Voor zover Bethein, de praktijkvennootschap van B en niet B zelf, maat is van Kpmg, is ook Bethein jegens A schadeplichtig uit hoofde van onrechtmatige daad. Omdat B heeft gehandeld in het kader van de vervulling van zijn normale werkzaamheden, geldt dat het onrechtmatig handelen naar verkeersopvattingen tevens heeft te gelden als een gedraging van de maatschap Kpmg. Ook is Kpmg aansprakelijk op grond van artikel 3:192 BW en 3:193 BW. Ex artikel 6:102 BW zijn alle individuele maten van Kpmg hoofdelijk aansprakelijk. Subsidiair geldt dat zij in ieder geval ieder voor een gelijk deel met hun gehele vermogen in staan voor de vordering van A.

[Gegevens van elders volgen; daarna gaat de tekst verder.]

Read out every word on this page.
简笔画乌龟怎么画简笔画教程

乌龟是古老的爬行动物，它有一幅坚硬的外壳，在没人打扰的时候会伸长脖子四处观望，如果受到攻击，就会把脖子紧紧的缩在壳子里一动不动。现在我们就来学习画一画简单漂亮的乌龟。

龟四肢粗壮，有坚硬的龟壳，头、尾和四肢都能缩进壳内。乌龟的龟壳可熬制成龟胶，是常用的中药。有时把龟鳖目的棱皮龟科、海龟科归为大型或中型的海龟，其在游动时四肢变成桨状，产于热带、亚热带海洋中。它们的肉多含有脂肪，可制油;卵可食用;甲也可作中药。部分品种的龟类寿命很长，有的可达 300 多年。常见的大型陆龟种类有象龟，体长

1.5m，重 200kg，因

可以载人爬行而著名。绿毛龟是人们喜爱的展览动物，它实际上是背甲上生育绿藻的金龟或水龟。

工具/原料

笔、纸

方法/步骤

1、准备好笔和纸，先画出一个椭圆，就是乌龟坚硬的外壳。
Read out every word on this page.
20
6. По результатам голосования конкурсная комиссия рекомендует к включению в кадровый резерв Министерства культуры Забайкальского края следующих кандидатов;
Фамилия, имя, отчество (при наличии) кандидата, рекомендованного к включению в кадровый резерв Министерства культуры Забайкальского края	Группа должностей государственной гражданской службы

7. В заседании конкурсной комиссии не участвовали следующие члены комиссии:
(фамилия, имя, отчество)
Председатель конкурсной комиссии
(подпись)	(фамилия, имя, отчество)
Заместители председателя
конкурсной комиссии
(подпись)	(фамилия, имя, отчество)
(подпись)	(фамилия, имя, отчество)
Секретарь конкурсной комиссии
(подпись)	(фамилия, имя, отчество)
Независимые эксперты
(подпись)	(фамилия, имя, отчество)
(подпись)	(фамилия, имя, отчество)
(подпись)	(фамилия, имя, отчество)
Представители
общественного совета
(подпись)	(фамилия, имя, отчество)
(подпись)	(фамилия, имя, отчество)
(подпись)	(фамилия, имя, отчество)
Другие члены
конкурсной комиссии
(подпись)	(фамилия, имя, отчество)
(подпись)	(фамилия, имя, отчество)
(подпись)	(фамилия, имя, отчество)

Kpmg heeft ten onrechte geweigerd opgave te doen van de namen en adresgegevens van de maten van Kpmg. De Hoge Raad heeft bij arrest van 5 november 1976 (NJ 1977,586) beslist dat indien een maatschap op een voor derden duidelijk kenbare wijze onder een bepaalde naam aan het rechtsverkeer deelneemt, in de dagvaarding kan worden volstaan met het vermelden van de naam van de maatschap. De wederpartij die wenst te weten wie de vennoten zijn kan verlangen dat de maatschap de namen en woonplaatsen van de individuele vennoten bekend maakt. Een ieder die procedeert tegen een maatschap heeft per definitie belang bij een dergelijke bekendmaking. Dat belang is niet afhankelijk van het geschil in de onderliggende procedure. Bovendien heeft Kpmg een onduidelijke structuur, legt Kpmg geen openbare financiële verantwoording af, is zij niet geregistreerd bij het handelsregister en wisselt de identiteit van de vennoten. A betwist bij gebrek aan wetenschap dat Kpmg een afgescheiden vermogen heeft, dan wel dat dit vermogen toerijkend is voor zijn vordering en op A rust geen plicht zich bij verhaal van zijn schade te beperken tot het afgescheiden vermogen van de maatschap.
Het verweer
Kpmg c.s. hebben gemotiveerd verweer gevoerd. Daarop zal, voor zover van belang, bij de beoordeling van het geschil nader worden ingegaan.
De beoordeling
De vraag die in deze moet worden beantwoord is of Kpmg c.s. onrechtmatig hebben gehandeld doordat B de hiervoor onder 2.3 genoemde brief aan C heeft gestuurd.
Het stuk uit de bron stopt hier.